Ryan spent her childhood in Sarnia, Ontario, a place that was not especially affluent or cosmopolitan and had a active local performance musicals scene. Her dad ran an engineering company, her mother was in IT, and they anticipated a lot of her because she was bright, a high achiever. She dreamed of leaving from the age of about seven. “It was the kind of town where people are very pleased to live close to their parents and remain there for a long time and have their friends' children. When I return now, all these kids look really known to me, because I spent my childhood with both their parents.” But isn't it true she partnered with her own first love? She returned to Sarnia, caught up with Bobby Kootstra, who she saw as a teenager, and now – six years later – they have three children together, plus Violet, now 16, who Ryan had brought up until then as a lone parent. “Right,” says Ryan. “Sometimes I think there’s another life where I didn't make that, and it’s still just Violet and me, sophisticated, urban, mobile. But we can’t fully escape where we originated, it appears.”

‘We cannot completely leave behind where we started’

She did escape for a bit, aged 18, and moved to Toronto, which she adored. These were the Hooters years, which has been another source of controversy, not just that she worked – and enjoyed working – in a venue (except this is a inaccuracy: “You would be fired for being topless; you’re not allowed to take your shirt off”), but also for a bit in one of her performances where she mentioned giving a manager a blowjob in return for being allowed to go home early. It breached so many boundaries – what even was that? Manipulation? Transaction? Predatory behavior? Betrayal (towards whoever it was who had to stay late so she could leave early)? Whatever it was, you definitely were not meant to joke about it.

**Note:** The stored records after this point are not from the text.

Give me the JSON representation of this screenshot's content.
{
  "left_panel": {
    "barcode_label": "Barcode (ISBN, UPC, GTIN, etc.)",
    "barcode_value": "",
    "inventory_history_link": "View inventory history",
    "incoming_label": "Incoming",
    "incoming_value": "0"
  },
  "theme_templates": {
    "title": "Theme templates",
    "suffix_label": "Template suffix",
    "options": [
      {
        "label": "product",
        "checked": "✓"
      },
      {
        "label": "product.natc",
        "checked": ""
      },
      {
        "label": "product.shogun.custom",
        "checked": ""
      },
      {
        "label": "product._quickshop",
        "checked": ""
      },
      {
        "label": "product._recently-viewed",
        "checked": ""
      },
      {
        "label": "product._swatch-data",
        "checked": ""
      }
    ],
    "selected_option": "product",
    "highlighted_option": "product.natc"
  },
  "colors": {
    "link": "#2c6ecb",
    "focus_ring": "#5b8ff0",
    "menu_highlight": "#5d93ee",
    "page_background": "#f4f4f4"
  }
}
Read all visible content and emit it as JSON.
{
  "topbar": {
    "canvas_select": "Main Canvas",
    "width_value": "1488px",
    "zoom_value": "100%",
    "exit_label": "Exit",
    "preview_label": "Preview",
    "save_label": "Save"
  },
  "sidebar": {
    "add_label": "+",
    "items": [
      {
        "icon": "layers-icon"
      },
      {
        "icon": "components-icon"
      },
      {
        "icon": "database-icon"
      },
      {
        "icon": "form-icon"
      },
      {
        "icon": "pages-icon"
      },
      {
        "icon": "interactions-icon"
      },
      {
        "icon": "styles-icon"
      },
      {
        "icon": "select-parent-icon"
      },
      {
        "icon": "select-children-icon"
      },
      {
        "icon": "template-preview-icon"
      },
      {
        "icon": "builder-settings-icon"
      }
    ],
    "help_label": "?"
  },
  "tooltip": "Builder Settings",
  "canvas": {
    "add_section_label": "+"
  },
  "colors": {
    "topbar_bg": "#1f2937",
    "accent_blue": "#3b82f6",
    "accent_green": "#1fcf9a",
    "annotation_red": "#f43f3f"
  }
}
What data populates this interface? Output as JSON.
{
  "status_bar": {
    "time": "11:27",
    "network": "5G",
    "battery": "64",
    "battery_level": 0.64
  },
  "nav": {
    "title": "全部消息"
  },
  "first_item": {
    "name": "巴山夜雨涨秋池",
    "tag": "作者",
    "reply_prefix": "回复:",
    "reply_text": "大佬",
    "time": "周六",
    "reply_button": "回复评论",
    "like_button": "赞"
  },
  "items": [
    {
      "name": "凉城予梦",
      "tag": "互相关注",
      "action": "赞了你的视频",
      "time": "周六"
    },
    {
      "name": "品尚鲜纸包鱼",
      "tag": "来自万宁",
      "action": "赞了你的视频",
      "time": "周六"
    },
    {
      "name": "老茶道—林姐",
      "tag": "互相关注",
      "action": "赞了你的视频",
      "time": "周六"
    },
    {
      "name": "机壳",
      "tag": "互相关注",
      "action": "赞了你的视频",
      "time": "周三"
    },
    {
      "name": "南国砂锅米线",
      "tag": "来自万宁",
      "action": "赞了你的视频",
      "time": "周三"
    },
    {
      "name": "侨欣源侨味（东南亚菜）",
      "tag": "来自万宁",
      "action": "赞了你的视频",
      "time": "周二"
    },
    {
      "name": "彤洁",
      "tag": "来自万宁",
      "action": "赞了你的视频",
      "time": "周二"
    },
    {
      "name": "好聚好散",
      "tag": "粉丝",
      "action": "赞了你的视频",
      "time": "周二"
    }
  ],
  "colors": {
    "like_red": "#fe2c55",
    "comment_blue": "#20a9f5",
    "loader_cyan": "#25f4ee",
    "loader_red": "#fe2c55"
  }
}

Ryan was surprised that her story provoked outrage – she got on with the guy! She also wanted to go home early. But it cracked open something wider: a strategic absolutism around sex, a sense that the consequence of the #MeToo movement was outward modesty. “I’ve always found this fascinating, in discussions about sex, agreement and abuse, the people who fail to grasp the nuance of it. Therefore if this is abuse, why isn’t that abuse?” She references the linking of certain statements to lyrics in popular music. “Certain people said: ‘Well, how’s that dissimilar?’ I thought: ‘How is it comparable?’”

She would not have come to London in 2008 had it not been for her partner at the time. “Everyone said: ‘Don’t go to London, they have pests there.’ And I found it difficult, because I was instantly broke.”

‘I knew I had jokes’

She got a job in sales, was diagnosed lupus, which can sometimes make it hard to get pregnant, and at 23, chose to try to have a baby. “When you’re first told you have something – I was quite ill at the time – you go to the most negative outcome. My reasoning with my boyfriend was, we’ve had so many ups and downs, if we are still together by now, we never will. Now I see how lengthy life is, and how many things can change. But at 23, I didn't realize.” She was able to get pregnant and had Violet.

The next bit sounds as high-pressure as a classic comedy film. While on parental leave, she would care for Violet in the day and try to make her way in comedy in the evening, taking her daughter with her. She felt from her sales job that she had no problem persuading others, and she had faith in her fast thinking from her time at Hooters; more than that, she says bluntly, “I knew I had material.” The whole industry was riddled with bias – she won a prestigious comedy award in 2008, just over a year after she’d started performing, a prize that was conceived in the context of a persistent debate about whether women could be funny

Maria Parker
Maria Parker

A passionate baccarat enthusiast with over a decade of experience in casino gaming and strategy development.